We set to work. Quick ABC assessment revealed nothing immediately life threatening. Then we were concerned about a possible next injury as she’d hit her head. She had no central neck pain reducing the likelihood of a broken neck. We then assessed all the bones top-to-toe.

“Surely, just help the poor lady up” I hear you say. It’s certainly what we hear a lot, but if she’s broken a leg and can’t feel any pain due to nerve damage, then the bone pokes through the skin as we move her, that could prove fatal. So we methodically check top-to-toe.

Her injuries were some nasty facial skin tears, a laceration to her shoulder, a broken left wrist and a probable broken left hip. Unsurprisingly, she was in a lot of pain. We knew that before we moved her, we needed to try to get her pain under control. The best way to do so was with IV drugs.

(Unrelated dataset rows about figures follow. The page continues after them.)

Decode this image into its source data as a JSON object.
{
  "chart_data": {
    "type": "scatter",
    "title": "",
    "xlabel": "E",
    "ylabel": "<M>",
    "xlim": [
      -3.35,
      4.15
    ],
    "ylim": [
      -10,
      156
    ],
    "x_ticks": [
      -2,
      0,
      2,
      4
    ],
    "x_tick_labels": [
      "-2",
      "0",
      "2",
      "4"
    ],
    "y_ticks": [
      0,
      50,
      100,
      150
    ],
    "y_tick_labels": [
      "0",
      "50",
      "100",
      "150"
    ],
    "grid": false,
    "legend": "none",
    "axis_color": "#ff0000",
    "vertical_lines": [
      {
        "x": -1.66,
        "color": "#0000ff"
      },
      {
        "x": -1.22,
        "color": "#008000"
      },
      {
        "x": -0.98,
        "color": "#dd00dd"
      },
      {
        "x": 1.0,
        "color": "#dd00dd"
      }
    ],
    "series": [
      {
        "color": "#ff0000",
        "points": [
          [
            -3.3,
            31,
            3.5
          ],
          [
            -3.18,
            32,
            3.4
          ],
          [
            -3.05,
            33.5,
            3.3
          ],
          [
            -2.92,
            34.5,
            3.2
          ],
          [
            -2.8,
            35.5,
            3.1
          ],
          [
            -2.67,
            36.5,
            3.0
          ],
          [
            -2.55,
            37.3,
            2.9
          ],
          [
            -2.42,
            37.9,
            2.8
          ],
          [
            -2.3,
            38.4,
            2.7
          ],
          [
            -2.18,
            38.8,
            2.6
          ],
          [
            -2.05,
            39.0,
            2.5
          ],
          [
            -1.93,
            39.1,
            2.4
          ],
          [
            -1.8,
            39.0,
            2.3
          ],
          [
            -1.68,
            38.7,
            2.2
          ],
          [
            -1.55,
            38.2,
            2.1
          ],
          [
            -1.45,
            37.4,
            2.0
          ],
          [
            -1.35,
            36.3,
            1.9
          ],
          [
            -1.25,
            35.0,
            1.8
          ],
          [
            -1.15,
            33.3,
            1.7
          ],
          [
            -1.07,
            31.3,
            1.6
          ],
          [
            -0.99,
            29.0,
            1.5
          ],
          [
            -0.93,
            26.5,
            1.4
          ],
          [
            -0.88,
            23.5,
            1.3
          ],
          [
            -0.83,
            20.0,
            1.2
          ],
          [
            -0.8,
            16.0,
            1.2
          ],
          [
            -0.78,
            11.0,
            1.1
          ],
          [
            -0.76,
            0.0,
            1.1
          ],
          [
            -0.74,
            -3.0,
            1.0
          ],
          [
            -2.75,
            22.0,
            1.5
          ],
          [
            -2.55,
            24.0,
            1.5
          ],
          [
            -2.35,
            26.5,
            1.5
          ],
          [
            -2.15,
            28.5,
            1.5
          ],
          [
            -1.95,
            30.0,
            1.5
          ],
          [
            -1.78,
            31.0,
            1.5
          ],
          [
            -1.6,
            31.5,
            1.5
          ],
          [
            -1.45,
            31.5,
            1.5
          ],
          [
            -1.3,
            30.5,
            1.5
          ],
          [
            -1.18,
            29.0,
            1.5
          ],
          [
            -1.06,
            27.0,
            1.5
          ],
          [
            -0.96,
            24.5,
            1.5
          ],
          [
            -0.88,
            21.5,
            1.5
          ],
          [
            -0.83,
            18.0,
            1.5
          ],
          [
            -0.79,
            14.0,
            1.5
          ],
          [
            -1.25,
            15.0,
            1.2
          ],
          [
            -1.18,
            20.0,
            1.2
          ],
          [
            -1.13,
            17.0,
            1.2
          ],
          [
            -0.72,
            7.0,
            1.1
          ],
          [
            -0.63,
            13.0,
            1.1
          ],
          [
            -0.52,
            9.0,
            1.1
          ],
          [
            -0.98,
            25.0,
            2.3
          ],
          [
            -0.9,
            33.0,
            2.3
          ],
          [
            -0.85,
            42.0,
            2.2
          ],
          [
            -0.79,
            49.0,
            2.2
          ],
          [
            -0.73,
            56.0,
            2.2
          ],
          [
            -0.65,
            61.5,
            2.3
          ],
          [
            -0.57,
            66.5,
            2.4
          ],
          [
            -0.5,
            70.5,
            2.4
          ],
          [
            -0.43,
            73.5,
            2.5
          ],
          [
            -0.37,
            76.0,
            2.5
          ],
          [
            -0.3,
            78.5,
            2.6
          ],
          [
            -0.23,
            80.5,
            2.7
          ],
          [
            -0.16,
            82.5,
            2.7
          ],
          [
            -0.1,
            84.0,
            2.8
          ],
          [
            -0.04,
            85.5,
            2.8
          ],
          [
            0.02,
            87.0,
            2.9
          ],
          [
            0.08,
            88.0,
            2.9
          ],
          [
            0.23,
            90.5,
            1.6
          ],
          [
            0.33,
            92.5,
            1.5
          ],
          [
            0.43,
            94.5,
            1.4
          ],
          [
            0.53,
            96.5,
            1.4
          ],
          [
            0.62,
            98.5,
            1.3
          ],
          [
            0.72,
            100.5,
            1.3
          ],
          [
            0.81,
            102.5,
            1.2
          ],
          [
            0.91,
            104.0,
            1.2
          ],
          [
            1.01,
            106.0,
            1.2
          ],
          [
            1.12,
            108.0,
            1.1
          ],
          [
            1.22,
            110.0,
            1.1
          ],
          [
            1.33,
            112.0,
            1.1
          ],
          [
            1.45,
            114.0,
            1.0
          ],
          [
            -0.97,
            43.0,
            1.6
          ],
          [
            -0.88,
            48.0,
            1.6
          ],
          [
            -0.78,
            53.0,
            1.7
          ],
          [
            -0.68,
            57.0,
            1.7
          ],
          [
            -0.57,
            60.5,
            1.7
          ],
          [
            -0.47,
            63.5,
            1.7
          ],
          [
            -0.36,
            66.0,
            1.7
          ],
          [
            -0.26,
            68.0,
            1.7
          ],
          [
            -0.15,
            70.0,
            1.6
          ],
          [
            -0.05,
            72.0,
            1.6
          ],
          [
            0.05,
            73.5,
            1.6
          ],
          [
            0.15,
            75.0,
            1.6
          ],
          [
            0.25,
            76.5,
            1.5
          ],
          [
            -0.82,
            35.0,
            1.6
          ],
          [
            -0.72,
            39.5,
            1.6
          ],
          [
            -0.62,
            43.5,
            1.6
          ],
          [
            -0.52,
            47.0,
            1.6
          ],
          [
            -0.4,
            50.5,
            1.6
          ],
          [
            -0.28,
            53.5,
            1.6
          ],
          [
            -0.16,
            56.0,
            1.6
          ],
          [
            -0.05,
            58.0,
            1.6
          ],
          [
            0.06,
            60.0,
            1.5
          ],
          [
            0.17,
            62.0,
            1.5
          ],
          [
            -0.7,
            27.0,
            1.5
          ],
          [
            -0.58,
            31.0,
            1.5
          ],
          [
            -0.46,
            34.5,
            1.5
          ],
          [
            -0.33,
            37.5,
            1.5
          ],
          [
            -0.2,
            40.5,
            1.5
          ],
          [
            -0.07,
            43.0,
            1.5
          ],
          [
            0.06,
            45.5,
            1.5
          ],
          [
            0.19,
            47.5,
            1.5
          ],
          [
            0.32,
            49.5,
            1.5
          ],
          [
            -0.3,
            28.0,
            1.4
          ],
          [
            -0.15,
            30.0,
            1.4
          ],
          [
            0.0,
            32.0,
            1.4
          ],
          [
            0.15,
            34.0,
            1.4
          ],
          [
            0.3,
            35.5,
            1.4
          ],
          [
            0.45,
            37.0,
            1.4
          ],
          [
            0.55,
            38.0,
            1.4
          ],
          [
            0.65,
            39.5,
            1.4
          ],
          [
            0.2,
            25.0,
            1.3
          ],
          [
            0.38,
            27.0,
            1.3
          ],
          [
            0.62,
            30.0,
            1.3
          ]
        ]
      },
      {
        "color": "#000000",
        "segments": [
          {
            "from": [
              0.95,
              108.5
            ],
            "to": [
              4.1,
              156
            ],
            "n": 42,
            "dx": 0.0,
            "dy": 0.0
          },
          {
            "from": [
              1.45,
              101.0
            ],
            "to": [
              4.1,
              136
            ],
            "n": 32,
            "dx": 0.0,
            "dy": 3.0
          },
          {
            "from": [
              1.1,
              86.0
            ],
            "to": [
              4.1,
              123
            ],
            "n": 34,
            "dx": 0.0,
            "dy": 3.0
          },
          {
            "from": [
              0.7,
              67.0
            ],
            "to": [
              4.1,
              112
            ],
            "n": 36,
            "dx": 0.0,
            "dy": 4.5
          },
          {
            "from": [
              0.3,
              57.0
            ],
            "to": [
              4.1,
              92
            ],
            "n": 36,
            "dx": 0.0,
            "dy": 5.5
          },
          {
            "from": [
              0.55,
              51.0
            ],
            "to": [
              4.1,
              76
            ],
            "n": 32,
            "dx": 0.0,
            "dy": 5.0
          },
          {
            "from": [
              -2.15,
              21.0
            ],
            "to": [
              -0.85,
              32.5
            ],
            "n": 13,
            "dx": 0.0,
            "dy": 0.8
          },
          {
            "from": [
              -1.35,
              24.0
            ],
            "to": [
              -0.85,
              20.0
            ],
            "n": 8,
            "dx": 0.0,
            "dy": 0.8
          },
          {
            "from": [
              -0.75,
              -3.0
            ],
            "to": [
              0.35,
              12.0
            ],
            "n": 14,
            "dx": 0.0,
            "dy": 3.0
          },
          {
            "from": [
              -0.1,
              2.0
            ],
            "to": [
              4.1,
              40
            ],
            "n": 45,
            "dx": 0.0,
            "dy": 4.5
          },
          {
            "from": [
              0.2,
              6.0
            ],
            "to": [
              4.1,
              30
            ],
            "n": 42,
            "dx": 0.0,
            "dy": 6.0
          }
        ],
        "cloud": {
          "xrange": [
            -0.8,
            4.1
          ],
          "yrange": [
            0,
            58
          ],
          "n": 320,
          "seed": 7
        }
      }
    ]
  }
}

This is where we got into trouble. My crew mate tried several times to get access, but her veins were so small that he couldn’t find one, when he did find one they just collapsed as soon as he touched them with the needle. While he attempted that, I made a plan to get us out of the house. It involved a second crew and moving most of the furniture into the garden. The plan would be to scoop her, carry her back into her bedroom, onto a vacuum mattress – which has hundreds of polystyrene balls in and we suck the air out of it to cocoon the person safely in – carry her through the house, up the front steps and to the stretcher on the pavement.

But, try and try as well did (the 4 of us) we couldn’t get any IV access. We decided to give her Oramorph (morphine drink) but it’s not as fast acting. We had to roll her onto her back before we could do anything.

We knew it would hurt, and so did she. When she was ready, and as quickly and smoothly as possible, we rolled her. She screamed and all we could to was apologise.

We were sorry that this had happened to her. We were sorry that nobody heard her shouting for 4 hours, we were sorry we couldn’t get into the house for a while and we were sorry we couldn’t get her pain under control before we moved her.

The rest of the plan worked like a dream. We dressed her wounds and drove her to A&E with the daughter.

My crew mate and I spoke about the job afterwards and both agreed that it is horrible when you can’t do what you think is best for a patient. It’s our job to ease pain, but when you can’t do that, you feel a little bit worthless. It may sound silly to you, but it’s true.

We returned toĀ A&E an hour later with another patient and asked how she was doing. An x-ray confirmed a broken wrist and broken hip, but she was comfortable. We popped our head round the curtain and she was led there smiling. “Thank you both so much for helping me” she said.